Having begun my career focused intently on the music business I find it interesting how I gravitated to video games. From singer in a band to recording engineer and producer and now Director of a multi faceted game audio development studio, I look back and see how every step of my career was guided intentionally or not by the relentless march forward of technology.

Let’s face it, we’re all obsessed with our windows into tech. As I walk around South of Market in San Francisco I see more heads down than up! With games on every mobile device, games have become as ubiquitous and as much a defining part of our culture as music and film. This is only the beginning of what promises to be an ever more immersive experience with Oculus, Hololens, and Morpheus all racing to fulfill the promise of completely immersive virtual reality!

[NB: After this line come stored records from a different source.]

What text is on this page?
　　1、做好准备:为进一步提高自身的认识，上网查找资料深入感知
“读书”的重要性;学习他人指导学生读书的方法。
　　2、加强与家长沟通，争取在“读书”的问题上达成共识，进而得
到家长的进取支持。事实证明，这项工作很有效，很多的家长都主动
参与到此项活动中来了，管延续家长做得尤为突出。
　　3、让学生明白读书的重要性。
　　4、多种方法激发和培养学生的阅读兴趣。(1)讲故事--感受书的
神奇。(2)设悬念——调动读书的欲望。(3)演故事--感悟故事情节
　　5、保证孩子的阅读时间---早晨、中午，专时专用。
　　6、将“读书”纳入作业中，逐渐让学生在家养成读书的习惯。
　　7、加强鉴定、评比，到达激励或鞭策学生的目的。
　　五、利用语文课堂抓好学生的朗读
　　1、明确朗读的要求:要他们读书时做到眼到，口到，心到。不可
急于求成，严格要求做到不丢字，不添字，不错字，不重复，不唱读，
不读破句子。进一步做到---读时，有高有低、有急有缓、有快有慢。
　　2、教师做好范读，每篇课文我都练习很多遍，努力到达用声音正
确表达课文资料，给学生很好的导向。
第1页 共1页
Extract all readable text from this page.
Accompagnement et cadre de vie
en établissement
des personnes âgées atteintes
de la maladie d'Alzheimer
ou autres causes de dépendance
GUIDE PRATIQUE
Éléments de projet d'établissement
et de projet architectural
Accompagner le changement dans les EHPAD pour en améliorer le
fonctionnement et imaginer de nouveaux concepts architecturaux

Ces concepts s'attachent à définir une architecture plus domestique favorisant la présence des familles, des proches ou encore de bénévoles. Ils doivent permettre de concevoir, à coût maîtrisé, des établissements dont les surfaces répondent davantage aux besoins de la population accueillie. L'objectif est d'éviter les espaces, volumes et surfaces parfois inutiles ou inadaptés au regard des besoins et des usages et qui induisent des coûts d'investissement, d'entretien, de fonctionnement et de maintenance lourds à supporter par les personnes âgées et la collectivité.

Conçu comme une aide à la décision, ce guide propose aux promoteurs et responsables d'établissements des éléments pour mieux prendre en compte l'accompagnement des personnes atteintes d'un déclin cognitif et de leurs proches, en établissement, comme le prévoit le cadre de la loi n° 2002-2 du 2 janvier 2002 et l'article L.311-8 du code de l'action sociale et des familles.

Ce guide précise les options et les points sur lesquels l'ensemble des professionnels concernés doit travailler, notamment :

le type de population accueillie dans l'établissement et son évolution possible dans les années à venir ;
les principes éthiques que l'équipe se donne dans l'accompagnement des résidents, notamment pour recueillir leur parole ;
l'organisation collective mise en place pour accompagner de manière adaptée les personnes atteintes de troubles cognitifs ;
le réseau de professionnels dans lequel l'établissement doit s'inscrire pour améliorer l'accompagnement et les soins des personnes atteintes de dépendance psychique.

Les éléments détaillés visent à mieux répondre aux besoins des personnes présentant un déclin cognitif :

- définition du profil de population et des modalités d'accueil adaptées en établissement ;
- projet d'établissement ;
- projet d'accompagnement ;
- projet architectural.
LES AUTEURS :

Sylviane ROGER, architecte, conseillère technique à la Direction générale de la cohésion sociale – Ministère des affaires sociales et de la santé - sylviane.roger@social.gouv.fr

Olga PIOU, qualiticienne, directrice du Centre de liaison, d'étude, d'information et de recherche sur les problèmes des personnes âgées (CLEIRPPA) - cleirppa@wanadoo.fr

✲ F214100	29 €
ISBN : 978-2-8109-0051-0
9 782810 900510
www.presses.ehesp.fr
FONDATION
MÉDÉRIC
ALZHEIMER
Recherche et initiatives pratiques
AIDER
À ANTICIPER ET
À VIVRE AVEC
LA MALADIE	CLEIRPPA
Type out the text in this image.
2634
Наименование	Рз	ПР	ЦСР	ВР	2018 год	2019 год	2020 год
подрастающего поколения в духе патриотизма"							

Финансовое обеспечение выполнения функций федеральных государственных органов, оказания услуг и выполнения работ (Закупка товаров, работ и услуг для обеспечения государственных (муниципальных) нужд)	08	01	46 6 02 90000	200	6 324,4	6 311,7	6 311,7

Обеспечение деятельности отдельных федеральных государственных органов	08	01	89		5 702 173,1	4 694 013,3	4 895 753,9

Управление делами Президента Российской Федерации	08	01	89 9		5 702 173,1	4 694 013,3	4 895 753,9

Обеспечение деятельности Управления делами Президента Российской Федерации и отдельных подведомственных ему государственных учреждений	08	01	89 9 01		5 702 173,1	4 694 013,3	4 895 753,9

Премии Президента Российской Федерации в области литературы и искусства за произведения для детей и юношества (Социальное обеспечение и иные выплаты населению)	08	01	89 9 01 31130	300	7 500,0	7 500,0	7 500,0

The same has been true for music and sound in games and for me this is where it gets so exciting. As game delivery platforms and the engines that drive them have become more and more powerful so too have the audio middleware tools that allow audio designers to set up complex audio behaviors that interface directly with the game engine. It seems like long ago that a programmer had to add lines of code in the game engine to manually trigger sounds in the audio engine for everything that needed a response. Such sound calls might seem as simple as, “Hey, the tiger roared”, but in reality calls like these were often sent in a string of cryptic code. Of course nowadays, the game programmer can pass much simpler calls, including “The tiger roared”, to the audio middleware and any number of things can happen as defined by you, the audio designer, including a random selection of several different roars all with random pitch shifts, and a 3 in 10 chance of a distant flock of birds heard scrambling to the sky in response.

There was a time in games when content creators were at the mercy of the programmers and a tight deadline and an unknowing coder’s hand could butcher our vision of the perfect adaptive score. But now in age of powerful middleware tools like Wwise, FMOD, Fabric, Master Audio and others, the content creators, meaning great composers, imaginative sound designers and the mixers and engineers who help bring the recorded music to life can all participate in the process of making their work respond and sound the way they intend it to.

Today’s audio middleware tools have changed how audio geeks like myself and my team can collaborate directly with developers by contributing to the creation of a great interactive experience. As we push the boundaries of adaptive sound we know it’s not enough to just create great sound and music assets – it’s the quality of the end user’s audio experience that ultimately matters. These tools empower us to create interactive sonic experiences in surround sound that completely immerse the player in innovative and exciting ways. This is an exciting place to be and from my perspective the experience is only getting brighter!